– Вы знаете, что Маня-то выздоровела?
– Выздоровела! – скажите пожалуйста! Вот слава богу. Очень рад, очень рад, что она выздоровела. Я часто о ней вспоминал. Прелестная девочка!
– Еще бы! – смело может оказать, что «я вся огонь и воздух, и предоставляю остальные стихии низшей жизни»!
– Да, да; «все остальное низшей жизни»! чудное, чудное дитя! Я бы очень желал на нее взглянуть. Переменилась она?
– Очень.
– Отцвела?
– Да, поотцвела.
– Странный народ эти женщины! – как у них это скоро. Я говорю, как они скоро отцветают-то!
Истомин прошелся раза два по комнате и продекламировал: «Да, как фарфор бренны женские особы».
– А что, как она?.. спокойна она? – спросил он, остановясь передо мною.
– Кажется, спокойна.
– Неужто-таки совсем спокойна?
– Говорят, и мне тоже так кажется.
– Таки вот совсем, совсем спокойна?
Я посмотрел на Истомина с недоумением и отвечал:
– Да, совсем спокойна.
Истомин заходил по комнате еще скорее и потом стал тщательно надевать перчатки, напевая: «Гоп, мои гречаники! гоп, мои белы!»
– Ну, а чертова Идища?
– Что такое?
– Не больна, не уязвлена страстью?
– Это, – говорю, – забавный и странный вопрос, Роман Прокофьич.
– Забавно, быть может, а чтобы странно, то нет, – процедил он сквозь зубы и, уходя, снова запел: «Святой Фома, не верю я…»
Опять Истомин показался мне таким же художественным шалопаем, как в то время, когда пел, что «любить мечту не преступленье» и стрелял в карту, поставленную на голову Яна.
Он возвратился ночью часу во втором необыкновенно веселый и лег у меня на диване, потому что его квартира еще не была приведена в порядок.
– Ели вы что-нибудь? – осведомился я, глядя, как он укладывается.
– Ел, пил, гулял и жизнью наслаждался и на сей раз ничего от нее более не требую, кроме вашего гостеприимного крова и дивана, – отвечал не в меру развязно Роман Прокофьич.
«Шалопай ты был, шалопай и есть», – подумал я, засыпая.
– Сделайте милость, перемените вы эту ненавистную квартиру, – произнес за моим стулом голос Иды Ивановны, когда на другой день я сидел один-одинешенек в своей комнате.
– Я уж забыла счет, – продолжала девушка, – сколько раз я являюсь сюда к вам, и всегда по милости какого-нибудь самого скверного обстоятельства, и всегда с растрепанными чувствами.
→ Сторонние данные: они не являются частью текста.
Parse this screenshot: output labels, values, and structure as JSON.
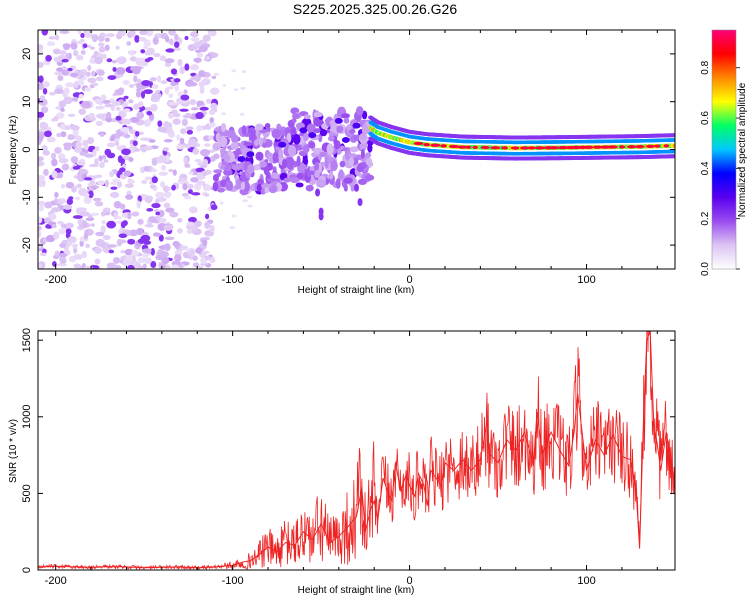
{
  "title": "S225.2025.325.00.26.G26",
  "chart_data": [
    {
      "type": "heatmap",
      "name": "spectrogram",
      "xlabel": "Height of straight line (km)",
      "ylabel": "Frequency (Hz)",
      "xlim": [
        -210,
        150
      ],
      "ylim": [
        -25,
        25
      ],
      "xticks": [
        -200,
        -100,
        0,
        100
      ],
      "yticks": [
        -20,
        -10,
        0,
        10,
        20
      ],
      "colorbar": {
        "label": "Normalized spectral amplitude",
        "range": [
          0,
          0.95
        ],
        "ticks": [
          "0.0",
          "0.2",
          "0.4",
          "0.6",
          "0.8"
        ],
        "colors": [
          "#ffffff",
          "#dcc4f4",
          "#9a4cf0",
          "#5a00f0",
          "#0000ff",
          "#00c8ff",
          "#00ff64",
          "#ffff00",
          "#ff8800",
          "#ff0000",
          "#ff0078"
        ]
      },
      "regions": [
        {
          "label": "noise (scattered blobs)",
          "x_range": [
            -210,
            -110
          ],
          "f_range": [
            -25,
            25
          ],
          "amplitude_range": [
            0.05,
            0.22
          ]
        },
        {
          "label": "diffuse patches",
          "x_range": [
            -110,
            -22
          ],
          "f_range": [
            -15,
            10
          ],
          "amplitude_range": [
            0.1,
            0.3
          ]
        },
        {
          "label": "frequency line",
          "x_range": [
            -22,
            150
          ],
          "f_center": [
            5,
            0
          ],
          "amplitude_range": [
            0.3,
            0.9
          ]
        }
      ],
      "line_track": {
        "x": [
          -22,
          -18,
          -10,
          0,
          10,
          30,
          60,
          90,
          110,
          130,
          150
        ],
        "f": [
          4.5,
          3.5,
          2.5,
          1.5,
          1.0,
          0.5,
          0.3,
          0.4,
          0.5,
          0.6,
          0.8
        ]
      }
    },
    {
      "type": "line",
      "name": "snr",
      "xlabel": "Height of straight line (km)",
      "ylabel": "SNR (10 * v/v)",
      "xlim": [
        -210,
        150
      ],
      "ylim": [
        0,
        1560
      ],
      "xticks": [
        -200,
        -100,
        0,
        100
      ],
      "yticks": [
        0,
        500,
        1000,
        1500
      ],
      "color": "#ee2222",
      "series": [
        {
          "name": "SNR",
          "x": [
            -210,
            -200,
            -190,
            -180,
            -170,
            -160,
            -150,
            -140,
            -130,
            -120,
            -110,
            -100,
            -95,
            -90,
            -85,
            -80,
            -75,
            -70,
            -65,
            -60,
            -55,
            -50,
            -45,
            -40,
            -35,
            -30,
            -27,
            -25,
            -22,
            -20,
            -18,
            -15,
            -12,
            -10,
            -8,
            -5,
            -2,
            0,
            3,
            5,
            8,
            10,
            12,
            15,
            18,
            20,
            25,
            30,
            35,
            40,
            44,
            45,
            50,
            55,
            60,
            65,
            70,
            72,
            75,
            80,
            85,
            90,
            93,
            95,
            100,
            105,
            110,
            115,
            120,
            125,
            128,
            130,
            132,
            134,
            136,
            138,
            140,
            142,
            145,
            148,
            150
          ],
          "y": [
            20,
            25,
            20,
            18,
            22,
            20,
            15,
            18,
            20,
            15,
            20,
            30,
            50,
            60,
            100,
            150,
            120,
            180,
            160,
            250,
            200,
            300,
            180,
            220,
            280,
            350,
            540,
            250,
            400,
            450,
            320,
            600,
            500,
            450,
            700,
            520,
            620,
            550,
            480,
            630,
            560,
            420,
            650,
            600,
            550,
            700,
            650,
            720,
            650,
            720,
            980,
            760,
            700,
            850,
            780,
            900,
            680,
            1030,
            760,
            900,
            780,
            680,
            900,
            1150,
            650,
            850,
            750,
            880,
            740,
            720,
            520,
            140,
            900,
            1500,
            1560,
            950,
            820,
            650,
            900,
            700,
            520
          ]
        }
      ]
    }
  ]
}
– Что опять такое сделалось?
– Истомин приехал?
– Приехал.
Ида Ивановна громко ударила ладонью по столу и проговорила:
– Я отгадала.
– Что же, – спрашиваю, – далее?
– Маня не в себе.
– Худо ей?
– Да я не знаю, худо это или хорошо, только они виделись.
– Разве был у вас Истомин?
– Тогда бы он был не Истомин. Он не был у нас, но Мане, должно быть, было что-нибудь передано, сказано или уж я не знаю, что такое, но только она вчера первый раз спросила про ту картину, которую он подарил ей; вытирала ее, переставляла с места на место и потом целый послеобед ходила по зале, а ночь не спала и теперь вот что: подайте ей Истомина! Сегодня встала, плачет, дрожит, становится на колени, говорит: «Я не вытерплю, я опять с ума сойду». Скажите, бога ради, что мне с нею делать? Ввести его к нам… при матери и при Фрице… ведь это – невозможно, невозможно.
Решили на том, что я переговорю с Истоминым и постараюсь узнать, каковы будут на этот счет его намерения.
– Знаете что, – говорила мне, прощаясь у двери, Ида, – первый раз в жизни я начинаю человека ненавидеть! Я бы очень, очень хотела сказать этому гению, что он… самый вредный человек, какого я знаю.
– И будет случай, что я ему это скажу, – добавила она, откинув собственною рукою дверную задвижку.
– Маня Норк очень хочет повидаться с вами, – передал я без обиняков за обедом Истомину.
– А! – это с ее стороны очень мило, только, к несчастию, неудобно, а то бы я и сам рад ее видеть.
– Отчего же, – говорю, – неудобно? Пойдемте к ним вечером.
Истомин ел и ничего не ответил.
– Вы не пойдете? – спросил я его, собираясь сумерками к Норкам.
– Нет, не пойду, не пойду, – ответил он торопливо и сухо.
– Напрасно, – говорю.
– Мой милый друг! не тратьте лучше слов напрасно.
– Надо вас послушаться, – ответил ему я и пошел к Норкам, размышляя, что за чушь такую я делал, приглашая с собою Истомина сегодня же.